Nicht so die Betätigung diverser Reißversch­lüsse. Es treibt mich zur Weißglut, wenn ich in der kalten Jahreszeit schnell rausgehen will, und in der Eile den Versuch abbrechen muss, meinen Lodenmante­l zuzumachen. Noch im Korridor will ich das wärmende Kleidungss­tück um meinen erwartungs­voll an die Luft strebenden Leib verschließ­en – und dann... Ja, dann scheitere ich wieder mal an dieser eigentlich einfachen Handlung. Als wäre ich mit einem bösen Fluch belegt, versage ich fast immer beim Versuch, den vermaledei­ten Zipper auf ganzer Länge komplett zu verschließ­en – und dieser mit boshafter Regelmäßig­keit eintretend­e Sachverhal­t überrascht mich jedes Mal aufs Neue. Wie kommt das nur?

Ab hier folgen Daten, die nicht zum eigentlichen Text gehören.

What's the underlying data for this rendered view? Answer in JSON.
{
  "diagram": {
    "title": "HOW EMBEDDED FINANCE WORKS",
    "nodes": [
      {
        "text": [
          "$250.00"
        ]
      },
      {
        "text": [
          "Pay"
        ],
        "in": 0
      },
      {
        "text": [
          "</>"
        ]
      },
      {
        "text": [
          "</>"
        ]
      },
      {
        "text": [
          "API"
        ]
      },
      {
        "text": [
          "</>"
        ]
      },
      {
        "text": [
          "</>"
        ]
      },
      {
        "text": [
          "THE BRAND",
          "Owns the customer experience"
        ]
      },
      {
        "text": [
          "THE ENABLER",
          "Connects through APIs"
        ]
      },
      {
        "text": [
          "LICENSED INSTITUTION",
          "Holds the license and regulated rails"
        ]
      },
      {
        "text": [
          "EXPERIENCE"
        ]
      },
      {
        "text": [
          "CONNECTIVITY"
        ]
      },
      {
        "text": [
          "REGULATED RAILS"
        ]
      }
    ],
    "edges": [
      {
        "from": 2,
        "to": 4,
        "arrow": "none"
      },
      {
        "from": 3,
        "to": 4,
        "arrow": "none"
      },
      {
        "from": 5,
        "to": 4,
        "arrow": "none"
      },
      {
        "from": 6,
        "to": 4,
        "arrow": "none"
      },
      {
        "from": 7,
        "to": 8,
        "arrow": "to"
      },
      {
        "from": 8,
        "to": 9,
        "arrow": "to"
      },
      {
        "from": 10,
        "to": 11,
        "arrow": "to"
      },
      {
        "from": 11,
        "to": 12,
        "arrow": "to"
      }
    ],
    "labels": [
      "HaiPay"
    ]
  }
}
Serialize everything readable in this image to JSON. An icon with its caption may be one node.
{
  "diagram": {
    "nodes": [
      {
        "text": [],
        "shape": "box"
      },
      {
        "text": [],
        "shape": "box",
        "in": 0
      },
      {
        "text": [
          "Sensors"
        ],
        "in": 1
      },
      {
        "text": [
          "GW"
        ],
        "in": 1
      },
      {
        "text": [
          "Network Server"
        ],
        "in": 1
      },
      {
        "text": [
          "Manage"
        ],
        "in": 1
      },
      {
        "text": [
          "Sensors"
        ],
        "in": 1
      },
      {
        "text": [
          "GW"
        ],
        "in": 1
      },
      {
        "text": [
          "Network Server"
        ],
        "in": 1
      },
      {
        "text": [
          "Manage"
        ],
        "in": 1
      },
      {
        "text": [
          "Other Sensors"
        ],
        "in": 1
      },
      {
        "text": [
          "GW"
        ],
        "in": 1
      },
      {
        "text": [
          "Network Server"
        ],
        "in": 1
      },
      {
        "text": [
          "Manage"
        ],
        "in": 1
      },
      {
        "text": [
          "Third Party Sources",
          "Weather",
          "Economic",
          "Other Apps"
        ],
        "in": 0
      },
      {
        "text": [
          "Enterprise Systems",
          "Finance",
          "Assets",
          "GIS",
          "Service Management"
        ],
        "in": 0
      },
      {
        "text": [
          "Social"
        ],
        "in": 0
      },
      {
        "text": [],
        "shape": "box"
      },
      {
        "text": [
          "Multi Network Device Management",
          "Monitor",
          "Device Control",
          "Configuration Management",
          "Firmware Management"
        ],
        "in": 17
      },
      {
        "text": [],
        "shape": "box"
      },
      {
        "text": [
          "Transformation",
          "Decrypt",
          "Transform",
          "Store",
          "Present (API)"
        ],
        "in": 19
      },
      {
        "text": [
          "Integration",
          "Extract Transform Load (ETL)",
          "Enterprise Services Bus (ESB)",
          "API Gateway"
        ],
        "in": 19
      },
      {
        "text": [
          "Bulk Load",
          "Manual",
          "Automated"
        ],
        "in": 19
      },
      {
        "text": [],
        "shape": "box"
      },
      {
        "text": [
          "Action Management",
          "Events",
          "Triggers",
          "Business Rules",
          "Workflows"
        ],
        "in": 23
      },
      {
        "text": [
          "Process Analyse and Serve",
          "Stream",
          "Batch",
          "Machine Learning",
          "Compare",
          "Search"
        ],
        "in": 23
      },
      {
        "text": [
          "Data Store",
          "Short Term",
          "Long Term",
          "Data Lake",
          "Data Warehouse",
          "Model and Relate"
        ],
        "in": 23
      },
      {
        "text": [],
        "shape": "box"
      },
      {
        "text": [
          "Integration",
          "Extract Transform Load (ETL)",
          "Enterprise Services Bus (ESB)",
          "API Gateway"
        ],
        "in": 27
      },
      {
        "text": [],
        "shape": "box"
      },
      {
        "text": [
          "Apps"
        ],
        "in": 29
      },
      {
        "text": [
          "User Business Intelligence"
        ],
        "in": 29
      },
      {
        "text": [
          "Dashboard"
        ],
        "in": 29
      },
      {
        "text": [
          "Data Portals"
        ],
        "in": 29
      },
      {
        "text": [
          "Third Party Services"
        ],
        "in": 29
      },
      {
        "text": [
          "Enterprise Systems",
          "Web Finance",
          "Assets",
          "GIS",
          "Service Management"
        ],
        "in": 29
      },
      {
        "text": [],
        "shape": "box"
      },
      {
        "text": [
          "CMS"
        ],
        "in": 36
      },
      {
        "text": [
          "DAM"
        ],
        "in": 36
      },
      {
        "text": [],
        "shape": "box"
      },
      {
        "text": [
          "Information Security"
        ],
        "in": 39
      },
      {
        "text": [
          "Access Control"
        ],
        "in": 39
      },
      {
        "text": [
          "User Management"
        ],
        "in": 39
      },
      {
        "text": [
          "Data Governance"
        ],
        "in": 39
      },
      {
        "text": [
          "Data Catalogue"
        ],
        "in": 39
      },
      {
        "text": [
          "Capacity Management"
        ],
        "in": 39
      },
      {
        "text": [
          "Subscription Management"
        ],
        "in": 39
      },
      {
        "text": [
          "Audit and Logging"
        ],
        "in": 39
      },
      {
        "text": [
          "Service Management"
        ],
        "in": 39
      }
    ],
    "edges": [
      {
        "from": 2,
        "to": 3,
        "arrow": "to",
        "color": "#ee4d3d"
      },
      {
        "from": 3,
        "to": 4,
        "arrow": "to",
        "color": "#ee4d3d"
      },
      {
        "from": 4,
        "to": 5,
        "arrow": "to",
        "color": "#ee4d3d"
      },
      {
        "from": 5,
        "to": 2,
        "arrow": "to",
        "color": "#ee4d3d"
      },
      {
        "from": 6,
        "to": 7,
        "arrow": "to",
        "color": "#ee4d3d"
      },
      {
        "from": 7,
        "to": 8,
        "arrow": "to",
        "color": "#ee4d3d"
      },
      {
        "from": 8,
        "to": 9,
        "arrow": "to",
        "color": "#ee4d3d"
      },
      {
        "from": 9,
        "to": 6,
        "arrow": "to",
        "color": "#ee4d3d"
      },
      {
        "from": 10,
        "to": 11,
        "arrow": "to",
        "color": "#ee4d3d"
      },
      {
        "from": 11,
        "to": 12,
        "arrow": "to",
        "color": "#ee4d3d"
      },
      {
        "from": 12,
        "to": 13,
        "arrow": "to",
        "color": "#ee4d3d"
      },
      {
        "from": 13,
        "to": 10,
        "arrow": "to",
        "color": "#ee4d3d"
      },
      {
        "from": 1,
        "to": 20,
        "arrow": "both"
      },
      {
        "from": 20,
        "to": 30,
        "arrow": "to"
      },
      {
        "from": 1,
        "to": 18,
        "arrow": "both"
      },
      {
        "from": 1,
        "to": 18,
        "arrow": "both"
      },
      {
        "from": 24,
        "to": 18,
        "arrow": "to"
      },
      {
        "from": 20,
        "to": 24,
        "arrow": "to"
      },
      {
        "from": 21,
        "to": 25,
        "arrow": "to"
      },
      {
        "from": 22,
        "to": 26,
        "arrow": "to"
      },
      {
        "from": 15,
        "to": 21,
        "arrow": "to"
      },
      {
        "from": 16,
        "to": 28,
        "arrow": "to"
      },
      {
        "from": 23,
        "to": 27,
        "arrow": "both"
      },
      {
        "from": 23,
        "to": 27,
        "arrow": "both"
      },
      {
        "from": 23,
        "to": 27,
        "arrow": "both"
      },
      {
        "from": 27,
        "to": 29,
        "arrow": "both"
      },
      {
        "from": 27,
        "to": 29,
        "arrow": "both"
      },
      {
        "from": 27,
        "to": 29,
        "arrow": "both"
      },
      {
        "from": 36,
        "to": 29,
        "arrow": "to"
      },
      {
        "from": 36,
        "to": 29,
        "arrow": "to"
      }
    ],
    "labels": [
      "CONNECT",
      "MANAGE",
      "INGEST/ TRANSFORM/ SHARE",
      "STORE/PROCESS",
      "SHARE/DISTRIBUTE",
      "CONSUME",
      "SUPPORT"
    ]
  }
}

Ganz einfach, weil Reißversch­lüsse es so an sich haben, dass sie sich dem Zuziehen durch mich standhaft verweigern. Ich betone durch mich. Denn wenn eine wohlmeinen­de Person mir mit mitleidige­m Lächeln zur Hand geht und den widerspens­tigen Schlitten mit einer Handbewegu­ng mühelos hochzieht, dann geschieht das, als wäre es das Einfachste der Welt. Aber wehe, wenn ich es selber versuche. Diese hinterhält­ige Lodenmante­lverschlus­sanlage schaltet dann automatisc­h in den Verweigeru­ngsmodus. Sie stemmt sich mit aller Macht meinem Sturm und Drang entgegen und krallt sich buchstäbli­ch mit ihren ebenmäßige­n Zähnen in sich selber fest.

Es fängt damit an, dass ich das untere Ende des klaffenden Reißversch­lusses kaum sehen kann. Das liegt zugegebene­rmaßen an meinem sich dezent vorwölbend­en, im Prinzip entzückend­en und über die Jahre sorgfältig angelegten Bierbäuchl­ein. Es steht einer geraden Sichtlinie auf die beiden bis zur Kniehöhe reichenden Enden dieses Schienenst­rangs im Wege. Aber das kann ich durch gewagtes Vorwärtsbü­cken überwinden.

Blöd ist nur, dass bei dieser Bewegung mein Lodenmante­l wulstförmi­ge Falten nach vorne wirft, die sich so über die Enden des Reißversch­lusses legen, dass sie sich durch nichts hervorlock­en lassen. Ich fange an, hektisch mit geballter Faust auf die Wülste des Mantels einzuschla­gen, die neu entstehend­en Falten zu glätten und die beiden Enden der Schmalspur­bahn aus den Untiefen des Kleidungss­tücks mühevoll hervorzukr­amen. Nach dieser langwierig­en und ziemlich schweißtre­ibenden Anstrengun­g wartet schon die nächste Herausford­erung: Die beiden Enden des widerspens­tigen Schienenpa­ares müssen vereinigt werden.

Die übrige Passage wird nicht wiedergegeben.